The North of Tajikistan comprises part of the Ferghana valley, which is the very heart of Central Asia. The Tajik section is known as Sughd, replacing the old name of Khujand that is still commonly in use. Sughd is separated physically from the rest of the country by the Zarafshan range of mountains. Until recently this meant that the region was cut off from the south for six months of the year, because the passes were blocked with snow. With the opening of the Anzob tunnel and the Shahristan tunnel in 2012, a connection is established throughout the year. The area was removed from Uzbekistan and tacked on to Tajikistan by Stalin in 1929, partly to ensure the criteria of a population of one million for a new Socialist Soviet Republic was fulfilled. It was also part of a general divide and rule policy, as the majority of the population in this northern enclave are Uzbeks, in a mainly Tajik state. In neighbouring Uzbekistan, great cities of Bukhara and Samarqand have large Tajik populations.

The story of this part of Tajikistan is much more closely linked with the other parts of the Ferghana valley in present day Uzbekistan and Kyrgyzstan, than to the country to the south. The area is the most productive in Tajikistan, providing two thirds of GDP, with a third of the population. It has 75 per cent of the arable land.

Until Independence, this area was the powerhouse of the Communist Party in the Soviet Socialist Republic of Tajikistan. All the leaders of the country came from this area. It is only since the rise to power of President Rahmon in the 1990s that this power structure has been turned upside down. Now the elite come from the southern province of Khatlon, centred on the town of Kulob.

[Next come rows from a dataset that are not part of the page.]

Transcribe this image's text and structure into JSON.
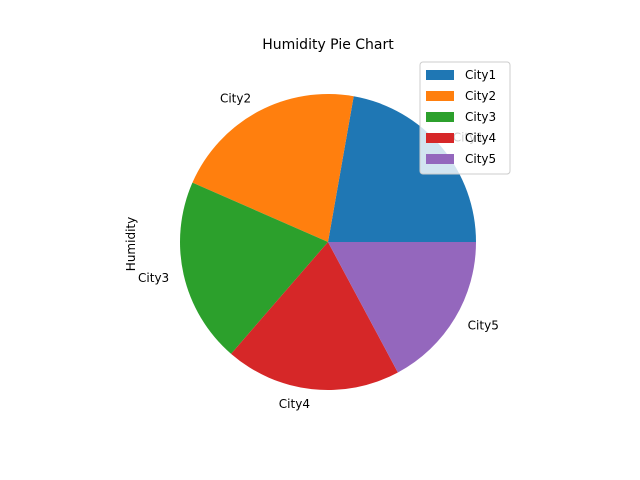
{
  "chart_data": {
    "type": "pie",
    "title": "Humidity Pie Chart",
    "ylabel": "Humidity",
    "categories": [
      "City1",
      "City2",
      "City3",
      "City4",
      "City5"
    ],
    "values": [
      22,
      21,
      20,
      19,
      17
    ],
    "colors": [
      "#1f77b4",
      "#ff7f0e",
      "#2ca02c",
      "#d62728",
      "#9467bd"
    ],
    "start_angle_deg": 0,
    "direction": "counterclockwise",
    "legend": {
      "placement": "top-right",
      "entries": [
        "City1",
        "City2",
        "City3",
        "City4",
        "City5"
      ]
    }
  }
}
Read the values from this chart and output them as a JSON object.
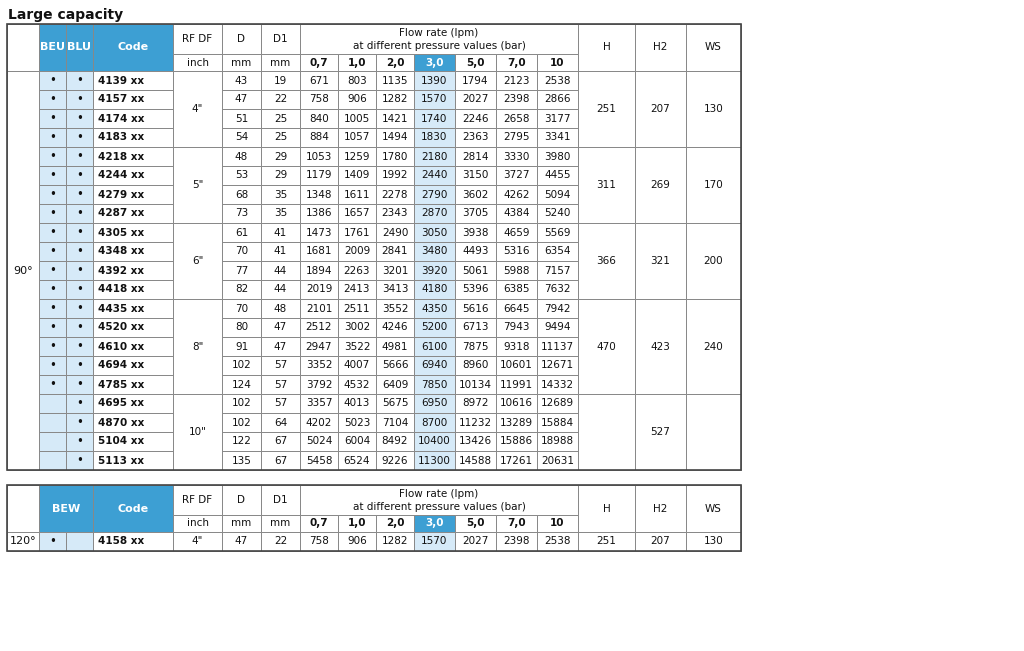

During the civil war (1992-1997) there was no fighting in this area, although in 1998 an ex-civil war commander, Mahmud Khudoberdiev, led an uprising there. His three-day insurrection ended with a dramatic shoot-out at the medieval citadel in which about a hundred people were killed according to official figures. These days, Sugdh is again important politically. A strong Islamic tradition, coupled with a rising generation anxious for a better life, mean this is an area the Dushanbe government watches with care.

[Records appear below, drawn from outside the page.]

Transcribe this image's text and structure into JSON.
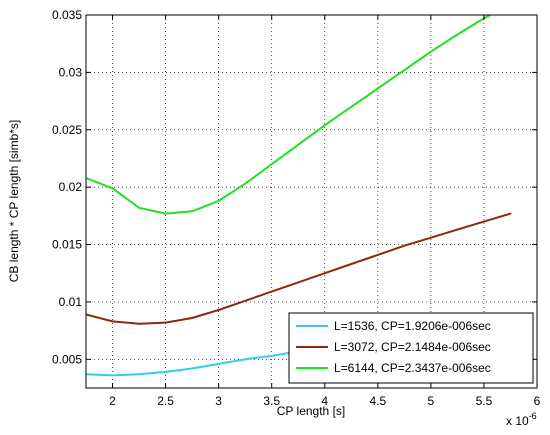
{
  "chart_data": {
    "type": "line",
    "xlabel": "CP length [s]",
    "ylabel": "CB length * CP length [simb*s]",
    "x_exponent_label": "x 10",
    "x_exponent_power": "-6",
    "xlim": [
      1.75,
      6.0
    ],
    "ylim": [
      0.0025,
      0.035
    ],
    "xticks": [
      2,
      2.5,
      3,
      3.5,
      4,
      4.5,
      5,
      5.5,
      6
    ],
    "xtick_labels": [
      "2",
      "2.5",
      "3",
      "3.5",
      "4",
      "4.5",
      "5",
      "5.5",
      "6"
    ],
    "yticks": [
      0.005,
      0.01,
      0.015,
      0.02,
      0.025,
      0.03,
      0.035
    ],
    "ytick_labels": [
      "0.005",
      "0.01",
      "0.015",
      "0.02",
      "0.025",
      "0.03",
      "0.035"
    ],
    "grid": true,
    "legend_position": "bottom-right",
    "series": [
      {
        "name": "L=1536, CP=1.9206e-006sec",
        "color": "#33ccee",
        "x": [
          1.75,
          2.0,
          2.25,
          2.5,
          2.75,
          3.0,
          3.25,
          3.5,
          3.75,
          4.0,
          4.25,
          4.5,
          4.75,
          5.0,
          5.25,
          5.5,
          5.75
        ],
        "y": [
          0.0037,
          0.0036,
          0.0037,
          0.0039,
          0.0042,
          0.0046,
          0.005,
          0.0053,
          0.0057,
          0.006,
          0.0064,
          0.0068,
          0.0072,
          0.0076,
          0.008,
          0.0084,
          0.0088
        ]
      },
      {
        "name": "L=3072, CP=2.1484e-006sec",
        "color": "#8b2a0a",
        "x": [
          1.75,
          2.0,
          2.25,
          2.5,
          2.75,
          3.0,
          3.25,
          3.5,
          3.75,
          4.0,
          4.25,
          4.5,
          4.75,
          5.0,
          5.25,
          5.5,
          5.75
        ],
        "y": [
          0.0089,
          0.0083,
          0.0081,
          0.0082,
          0.0086,
          0.0093,
          0.0101,
          0.0109,
          0.0117,
          0.0125,
          0.0133,
          0.0141,
          0.0149,
          0.0156,
          0.0163,
          0.017,
          0.0177
        ]
      },
      {
        "name": "L=6144, CP=2.3437e-006sec",
        "color": "#22e022",
        "x": [
          1.75,
          2.0,
          2.25,
          2.5,
          2.75,
          3.0,
          3.25,
          3.5,
          3.75,
          4.0,
          4.25,
          4.5,
          4.75,
          5.0,
          5.25,
          5.5,
          5.75
        ],
        "y": [
          0.0208,
          0.0199,
          0.0182,
          0.0177,
          0.0179,
          0.0188,
          0.0203,
          0.022,
          0.0237,
          0.0254,
          0.027,
          0.0286,
          0.0302,
          0.0318,
          0.0333,
          0.0347,
          0.036
        ]
      }
    ]
  }
}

The Ferghana valley has been a centre of civilisation in Central Asia for centuries. It is very fertile and a famous trading post, sitting at the crossroads between China, India, Turkey and roads north. Babur, founder of the Mughal dynasty in India, was born at Andijan, one of the main cities of Ferghana. All his life he yearned for the delights of his home area, particularly the luscious melons. They are still luscious. The fields of wheat and orchards of the past have now largely given way to cotton, but the area still grows a rich variety of produce. The Tajik section includes the enormous Karakum Lake, 65km long by 20-8km wide, dug by the Soviets to provide irrigation, a reservoir and hydro-electricity. There are some tatty resorts at the western end of the lake.

It is uncomfortably hot in summer, and chilly in winter. Spring and autumn are the best times to visit.

Sughd can be reached by road from the south (throughout the year from 2012). The journey from Uzbekistan is much easier, either from Tashkent along the M34 road or from Samarqand along the M39 and A376. An Uzbek visa is required. Be aware that there have been many instances when the Uzbeks have closed the border crossings. Check the latest situation on websites or with a local travel company. From Kyrgyzstan there is a good road from Andijan and Kokand. A visa is required. Allow plenty of time to obtain visas, better still get them before you travel to Central Asia.


-    Istaravshan, with its ancient citadel, old town and magnificent mosques and madrassas. All on a much smaller scale than Bukhara and Samarqand, but with no tourists.
-    Khujand, an ancient city with some relics of its past, overlaid with standard Soviet constructions. It is a bustling place with some fine buildings, and the extraordinary palace of the Arbob collective farm.
-    A number of surprising gems in unlikely places, near Isfara and Kanibadam.